A questão é que não há apenas um jeito de fazer moda e produzir roupas. Existe uma enorme diversidade no mercado e parte dela se baseia nos princípios ecológicos de produção e consumo. É importante sabermos, então, de qual fornecedor estamos comprando nossas roupas, calçados e nos perguntarmos:

  • De onde veio a calça jeans que uso para o trabalho ou o vestido que comprei para ir ao casamento de uma amiga?
  • Será que a empresa respeita o ciclo de criatividade dos estilistas e apoia ações de preservação ambiental?

Esses questionamentos e muitos outros são feitos pelo slow fashion, um movimento existente no mundo todo que incentiva o consumo consciente e instiga a indústria da moda a reduzir o ritmo de produção e, aos poucos, abandonar o fast fashion como a principal lógica de criação, confecção e distribuição.
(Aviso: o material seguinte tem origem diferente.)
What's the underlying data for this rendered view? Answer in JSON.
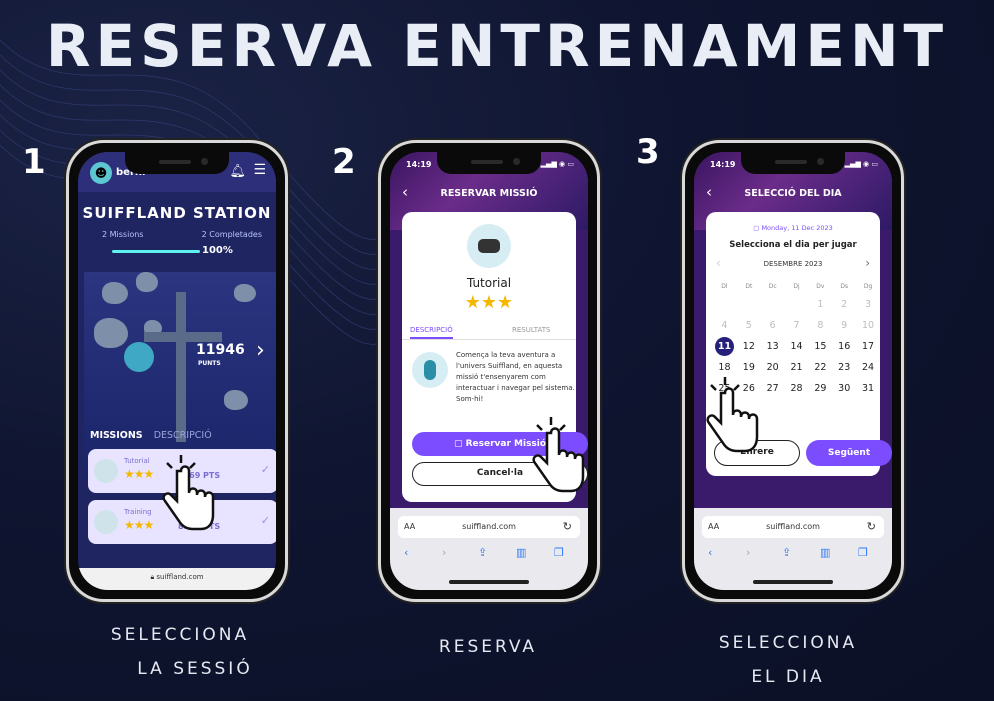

Se esses termos são um pouco confusos para você, não se preocupe. Vamos explicá-los a seguir.

A moda reflete o nosso comportamento

O slow fashion (moda lenta, na tradução literal) é um termo recente, mas que atingiu uma grande potencialidade com muita rapidez nas universidades e espaços de reflexão sobre o mundo da moda. O conceito se contrapõe ao velho conhecido fast fashion (moda rápida, em inglês) e apareceu pela primeira vez no ano de 2004, pela escritora de moda Angela Murrills na revista inglesa Georgia Straight, a partir da inspiração no movimento “slow food”, surgido na Itália.

Como princípios, o slow fashion promove a valorização dos recursos locais, incentiva a produção de roupas sustentáveis, cooperativas de trabalho, brechós, além de estratégias para prolongarmos o tempo de vida útil das roupas.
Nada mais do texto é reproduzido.